Erwin Hapke, Papierfaltkunst (Ausstellungsansicht)

WDR 3: Dieser Kosmos drückt sich eben nicht nur in der Vielfalt aus, sondern auch in der schieren Quantität seiner Objekte.

Burchardt: Meine erste Befürchtung war, dass hier eine Marotte oder ein Spleen zum Ausdruck gebracht wurde, bis mir deutlich wurde, dass das alles in einer musealen Anordnung vorzufinden war. Ein Ordnungsprinzip war sichtbar mit einer Benutzerführung, mit Hinweisen an den Wänden, mit einem kleinen Museumsshop, wo er Faltanweisungen hinterlegt hat. Interessanterweise aber immer im Verborgenen, es ist nie der Öffentlichkeit zugänglich gewesen.

WDR 3: Er hat sich auch damit beschäftigt, bestimmte Formen sichtbar zu machen und hat dazu fast technische Zeichnungen angefertigt?

Burchardt: Genau.

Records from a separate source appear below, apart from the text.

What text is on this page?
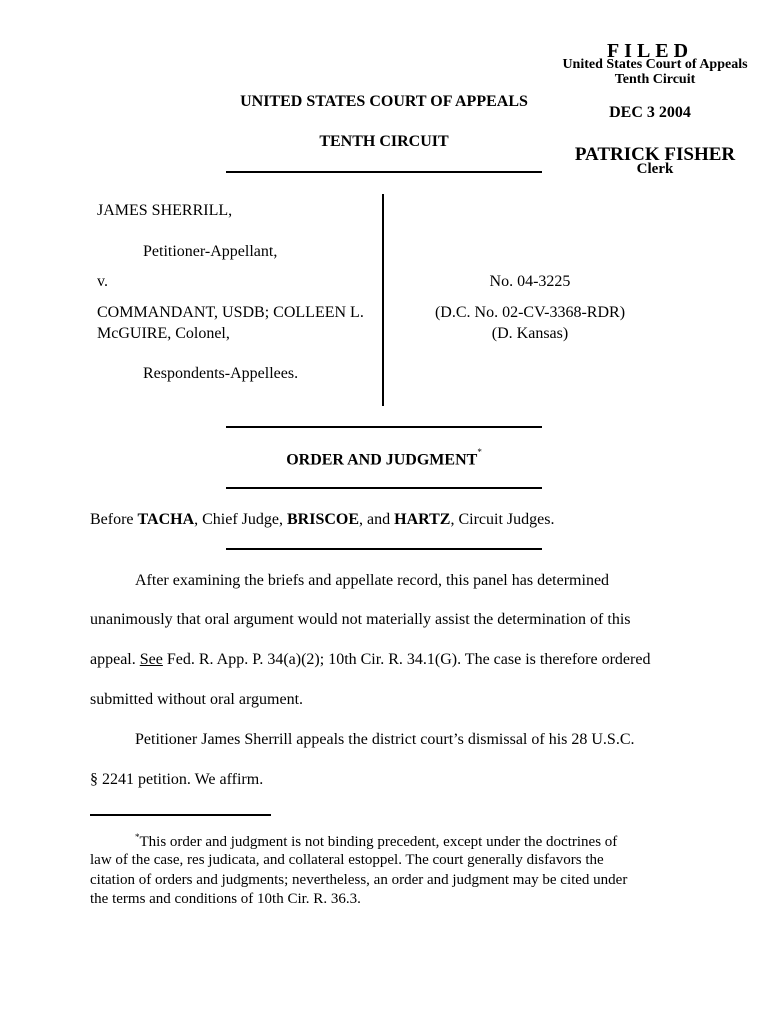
FILED
United States Court of Appeals
Tenth Circuit
DEC 3 2004
PATRICK FISHER
Clerk
UNITED STATES COURT OF APPEALS
TENTH CIRCUIT
JAMES SHERRILL,
Petitioner-Appellant,
v.
COMMANDANT, USDB; COLLEEN L.
McGUIRE, Colonel,
Respondents-Appellees.
No. 04-3225
(D.C. No. 02-CV-3368-RDR)
(D. Kansas)
ORDER AND JUDGMENT*
Before TACHA, Chief Judge, BRISCOE, and HARTZ, Circuit Judges.
After examining the briefs and appellate record, this panel has determined
unanimously that oral argument would not materially assist the determination of this
appeal. See Fed. R. App. P. 34(a)(2); 10th Cir. R. 34.1(G). The case is therefore ordered
submitted without oral argument.
Petitioner James Sherrill appeals the district court’s dismissal of his 28 U.S.C.
§ 2241 petition. We affirm.
*This order and judgment is not binding precedent, except under the doctrines of
law of the case, res judicata, and collateral estoppel. The court generally disfavors the
citation of orders and judgments; nevertheless, an order and judgment may be cited under
the terms and conditions of 10th Cir. R. 36.3.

Er hat das quasi als Wissenschaftler betrieben und man könnte fast sagen, er ist eine Art Kant des Papierfaltens, weil er nicht nur das Objekt spannend fand, sondern das Prinzip, unter dem das Objekt zustande kommt. Er hat eine Grundform entwickelt, Formprinzipien weiter ausgefeilt und das in vielen Serien und Variationen durchgespielt.

Matthias Burchardt

WDR 3: Ihr Onkel hat wie ein Einsiedler gelebt, sehr einsam. Ist denn der Begriff der Außenseiterkunst passend?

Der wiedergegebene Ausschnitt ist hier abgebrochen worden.